- University: University of Louisiana at Lafayette
- Conference: Sun Belt
- Description: Anthropomorphic Cayenne pepper
- First seen: 2000
- Last seen: Current

= Cayenne (mascot) =

Mascot of the University of Louisiana at Lafayette

Cayenne was a "spirit leader" of the Louisiana Ragin' Cajuns. He was an anthropomorphic Cayenne pepper (a staple spice of the Acadiana region in which the school is located).

Louisiana does not have an official mascot. In recent years the university has had several mascots including live bulldogs (when the athletic teams were named the Bulldogs), Mr. Ragin' Cajun (animated), and the Fabulous Cajun Chicken (the most popular mascot in the history of the school). Cayenne was created using an "out of the box" method. Instead of being a physical representation of Ragin' Cajuns, like most mascots are, Cayenne was the embodiment of the Ragin' Cajun spirit of Acadiana.

Cayenne was introduced in 2000, and changes clothes depending on what sporting event he's at, e.g., he wears a Ragin' Cajun football uniform at the football games, and a Louisiana basketball jersey for the basketball games.
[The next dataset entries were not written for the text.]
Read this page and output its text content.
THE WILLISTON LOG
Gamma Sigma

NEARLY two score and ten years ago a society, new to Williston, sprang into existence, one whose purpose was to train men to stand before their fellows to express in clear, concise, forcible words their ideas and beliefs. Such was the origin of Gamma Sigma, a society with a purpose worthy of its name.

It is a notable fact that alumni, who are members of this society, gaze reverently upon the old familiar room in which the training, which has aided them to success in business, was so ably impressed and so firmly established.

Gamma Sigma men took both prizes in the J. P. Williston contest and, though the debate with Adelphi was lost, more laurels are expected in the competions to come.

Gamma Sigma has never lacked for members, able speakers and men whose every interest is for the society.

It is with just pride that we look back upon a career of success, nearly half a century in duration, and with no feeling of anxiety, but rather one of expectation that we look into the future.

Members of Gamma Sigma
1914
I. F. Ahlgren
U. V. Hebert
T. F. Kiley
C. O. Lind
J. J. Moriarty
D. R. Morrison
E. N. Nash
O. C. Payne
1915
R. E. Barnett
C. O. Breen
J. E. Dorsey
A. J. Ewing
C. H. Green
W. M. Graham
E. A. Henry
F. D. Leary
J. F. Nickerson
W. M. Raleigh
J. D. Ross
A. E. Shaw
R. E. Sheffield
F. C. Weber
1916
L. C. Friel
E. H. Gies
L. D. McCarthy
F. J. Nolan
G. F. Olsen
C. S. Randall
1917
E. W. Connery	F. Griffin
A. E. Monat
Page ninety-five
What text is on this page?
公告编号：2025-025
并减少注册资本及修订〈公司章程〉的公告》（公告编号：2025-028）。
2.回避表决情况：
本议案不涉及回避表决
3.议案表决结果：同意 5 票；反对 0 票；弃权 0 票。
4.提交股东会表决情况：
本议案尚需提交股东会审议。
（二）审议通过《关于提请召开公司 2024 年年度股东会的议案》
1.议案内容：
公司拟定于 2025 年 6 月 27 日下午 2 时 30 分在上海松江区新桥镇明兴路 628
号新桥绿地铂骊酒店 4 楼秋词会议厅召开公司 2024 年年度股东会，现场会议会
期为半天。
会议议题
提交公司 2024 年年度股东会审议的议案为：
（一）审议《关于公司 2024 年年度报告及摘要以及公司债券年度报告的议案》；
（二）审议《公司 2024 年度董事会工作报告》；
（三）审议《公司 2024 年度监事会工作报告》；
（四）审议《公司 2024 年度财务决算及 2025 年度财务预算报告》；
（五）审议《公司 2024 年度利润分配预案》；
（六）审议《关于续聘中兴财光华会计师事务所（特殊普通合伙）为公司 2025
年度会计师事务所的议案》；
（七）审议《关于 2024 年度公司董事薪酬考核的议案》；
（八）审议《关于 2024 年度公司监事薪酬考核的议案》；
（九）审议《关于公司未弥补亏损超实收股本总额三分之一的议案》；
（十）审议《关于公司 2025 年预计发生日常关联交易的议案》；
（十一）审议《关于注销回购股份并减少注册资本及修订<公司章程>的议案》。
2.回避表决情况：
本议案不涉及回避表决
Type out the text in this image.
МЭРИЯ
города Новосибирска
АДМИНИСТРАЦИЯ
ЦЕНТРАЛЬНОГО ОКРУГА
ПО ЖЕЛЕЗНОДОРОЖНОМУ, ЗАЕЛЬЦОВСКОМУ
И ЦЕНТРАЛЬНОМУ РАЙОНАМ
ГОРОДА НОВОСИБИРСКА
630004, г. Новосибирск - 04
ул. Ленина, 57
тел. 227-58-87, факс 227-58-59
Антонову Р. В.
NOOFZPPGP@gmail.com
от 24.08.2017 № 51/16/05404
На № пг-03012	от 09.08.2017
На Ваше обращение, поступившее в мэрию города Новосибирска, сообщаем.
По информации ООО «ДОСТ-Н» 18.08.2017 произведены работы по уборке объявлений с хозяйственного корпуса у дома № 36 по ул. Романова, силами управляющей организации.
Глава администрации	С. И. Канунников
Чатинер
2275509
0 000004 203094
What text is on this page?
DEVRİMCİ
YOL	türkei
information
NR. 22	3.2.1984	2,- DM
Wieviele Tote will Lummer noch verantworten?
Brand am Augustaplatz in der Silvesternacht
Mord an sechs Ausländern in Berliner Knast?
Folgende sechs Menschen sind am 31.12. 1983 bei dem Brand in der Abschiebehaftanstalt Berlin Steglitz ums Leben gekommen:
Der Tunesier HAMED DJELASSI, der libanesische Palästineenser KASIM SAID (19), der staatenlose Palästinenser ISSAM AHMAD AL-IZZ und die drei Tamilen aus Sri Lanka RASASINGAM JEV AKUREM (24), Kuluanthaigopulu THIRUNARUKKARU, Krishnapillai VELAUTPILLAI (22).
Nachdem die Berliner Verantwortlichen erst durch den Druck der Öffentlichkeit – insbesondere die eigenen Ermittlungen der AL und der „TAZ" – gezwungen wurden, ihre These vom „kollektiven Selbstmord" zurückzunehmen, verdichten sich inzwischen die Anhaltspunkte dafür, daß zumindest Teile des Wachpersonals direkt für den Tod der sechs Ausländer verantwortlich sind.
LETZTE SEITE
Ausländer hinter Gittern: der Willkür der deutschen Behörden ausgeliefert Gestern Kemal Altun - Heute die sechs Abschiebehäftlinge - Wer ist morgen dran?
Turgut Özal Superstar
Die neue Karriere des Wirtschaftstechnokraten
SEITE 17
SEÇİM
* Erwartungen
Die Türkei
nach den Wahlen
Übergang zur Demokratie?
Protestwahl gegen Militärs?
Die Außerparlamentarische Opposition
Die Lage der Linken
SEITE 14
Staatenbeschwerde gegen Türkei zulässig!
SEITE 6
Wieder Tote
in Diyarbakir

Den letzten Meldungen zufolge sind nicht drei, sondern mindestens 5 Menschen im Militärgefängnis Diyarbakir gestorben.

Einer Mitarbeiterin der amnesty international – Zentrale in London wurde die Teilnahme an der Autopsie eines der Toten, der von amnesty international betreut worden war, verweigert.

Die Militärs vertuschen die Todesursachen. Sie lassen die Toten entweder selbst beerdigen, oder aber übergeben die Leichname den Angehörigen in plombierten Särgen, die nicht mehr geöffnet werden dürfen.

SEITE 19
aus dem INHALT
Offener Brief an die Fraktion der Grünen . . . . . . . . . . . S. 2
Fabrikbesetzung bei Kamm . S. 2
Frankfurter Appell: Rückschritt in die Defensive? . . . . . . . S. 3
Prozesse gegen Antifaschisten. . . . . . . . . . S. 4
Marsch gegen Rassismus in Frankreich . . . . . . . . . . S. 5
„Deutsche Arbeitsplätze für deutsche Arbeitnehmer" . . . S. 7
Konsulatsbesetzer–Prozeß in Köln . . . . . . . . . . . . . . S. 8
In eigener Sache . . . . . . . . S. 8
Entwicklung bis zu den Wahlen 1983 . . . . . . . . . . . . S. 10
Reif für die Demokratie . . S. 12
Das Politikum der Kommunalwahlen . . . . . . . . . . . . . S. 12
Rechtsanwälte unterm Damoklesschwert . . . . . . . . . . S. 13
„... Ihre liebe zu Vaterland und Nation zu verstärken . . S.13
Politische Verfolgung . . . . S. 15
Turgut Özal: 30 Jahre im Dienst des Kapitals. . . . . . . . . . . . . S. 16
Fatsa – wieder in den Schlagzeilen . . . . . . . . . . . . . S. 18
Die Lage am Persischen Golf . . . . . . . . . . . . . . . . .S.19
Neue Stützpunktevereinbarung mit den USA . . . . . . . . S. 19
== Disappearance and replacement ==

Around 2010, Cayenne went into apparent exile due to budget issues. In 2017, Louisiana Director of Athletics Bryan Maggard announced that a new mascot would be unveiled within two years. In 2019, a secret committee was discovered to be working on creating a new mascot. As of 2020, the Ragin' Cajuns are still without a mascot. For Halloween 2020, the Athletic site’s social media posted a picture of a graveyard with the words “Cayenne” and “The Fabulous Cajun Chicken” (the former Cajuns’ mascot) on two graves, suggesting that Cayenne’s mascot is “dead” and not making a return.